Forscher entwickeln Lithium-Ionen-Batterie mit 80 Prozent Recyclingmaterial
Vito NeureutherForscher entwickeln Lithium-Ionen-Batterie mit 80 Prozent Recyclingmaterial
Neues Forschungsprojekt in Deutschland: Lithium-Ionen-Batteriezelle mit mindestens 80 Prozent Recyclingmaterial
Ein neues Forschungsvorhaben in Deutschland zielt darauf ab, eine Lithium-Ionen-Batteriezelle herzustellen, die zu mindestens 80 Prozent aus recycelten Materialien besteht. Unter der Leitung der PEM-Forschungsgruppe der RWTH Aachen strebt die Initiative ein vollständig geschlossenes Kreislaufsystem für die Batterieproduktion an. Das Projekt wird vom Ministerium für Umwelt, Naturschutz und Verkehr des Landes Nordrhein-Westfalen gefördert.

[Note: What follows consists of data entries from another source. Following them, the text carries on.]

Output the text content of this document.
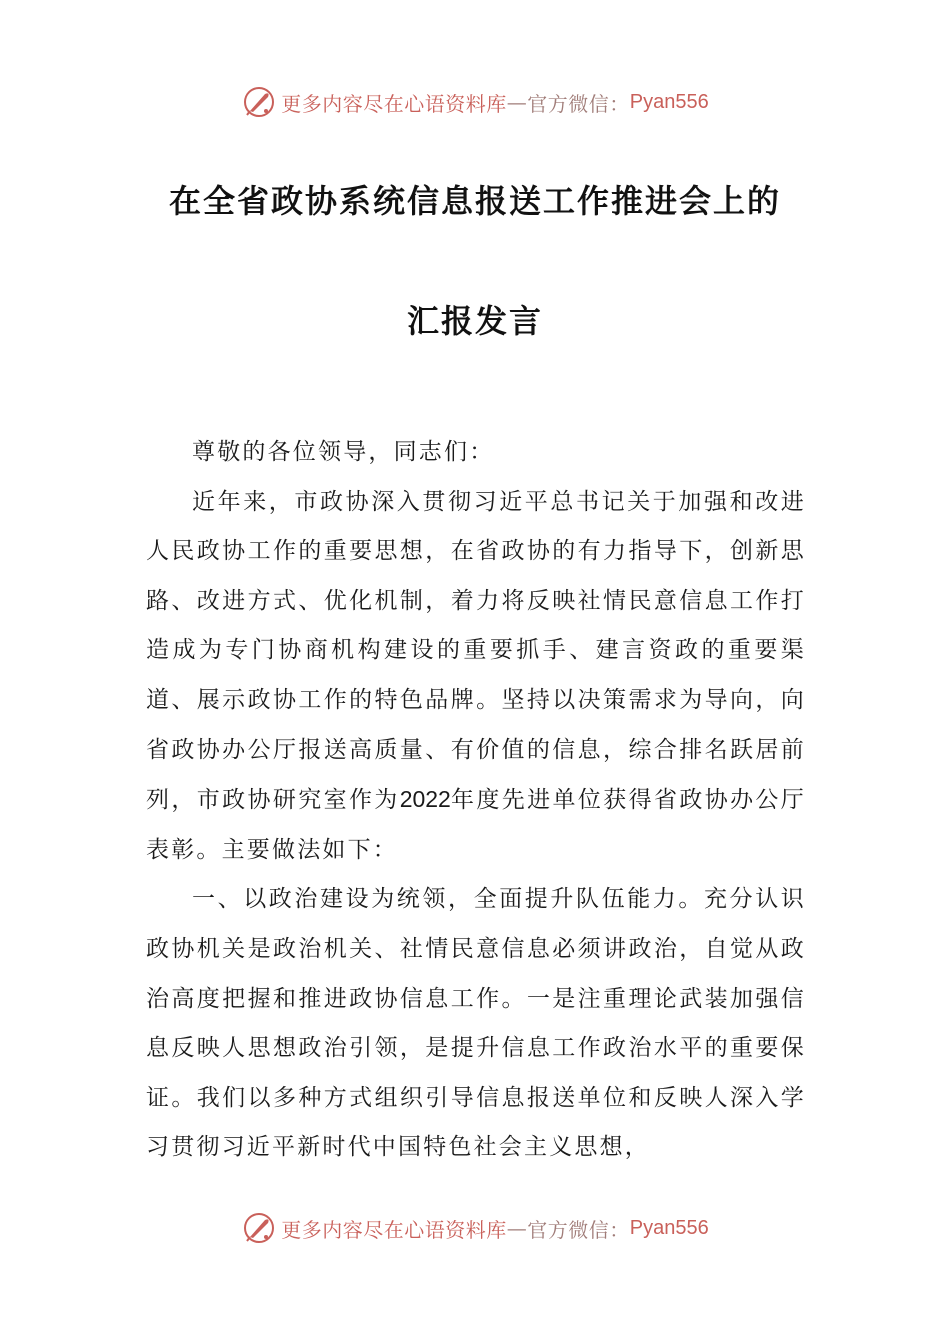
更多内容尽在心语资料库 — 官方微信： Pyan556
在全省政协系统信息报送工作推进会上的
汇报发言

尊敬的各位领导，同志们：

近年来，市政协深入贯彻习近平总书记关于加强和改进人民政协工作的重要思想，在省政协的有力指导下，创新思路、改进方式、优化机制，着力将反映社情民意信息工作打造成为专门协商机构建设的重要抓手、建言资政的重要渠道、展示政协工作的特色品牌。坚持以决策需求为导向，向省政协办公厅报送高质量、有价值的信息，综合排名跃居前列，市政协研究室作为2022年度先进单位获得省政协办公厅表彰。主要做法如下：

一、以政治建设为统领，全面提升队伍能力。充分认识政协机关是政治机关、社情民意信息必须讲政治，自觉从政治高度把握和推进政协信息工作。一是注重理论武装加强信息反映人思想政治引领，是提升信息工作政治水平的重要保证。我们以多种方式组织引导信息报送单位和反映人深入学习贯彻习近平新时代中国特色社会主义思想，

更多内容尽在心语资料库 — 官方微信： Pyan556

Im Rahmen des Projekts Kreislauf.IN.NRW sollen erstmals recycelte Komponenten aus alten Lithium-Ionen-Batterien in neuen Zellen getestet werden. Zwar wurden einzelne Materialien bereits wiederverwendet, doch ihr kombinierter Einsatz in der Herstellung frischer Batterien ist bisher unerprobt. Eine besondere Herausforderung stellt recycelter Graphit für die Anoden dar, der oft strukturelle Schäden aufweist, stärker verunreinigt ist und höhere Verarbeitungskosten verursacht.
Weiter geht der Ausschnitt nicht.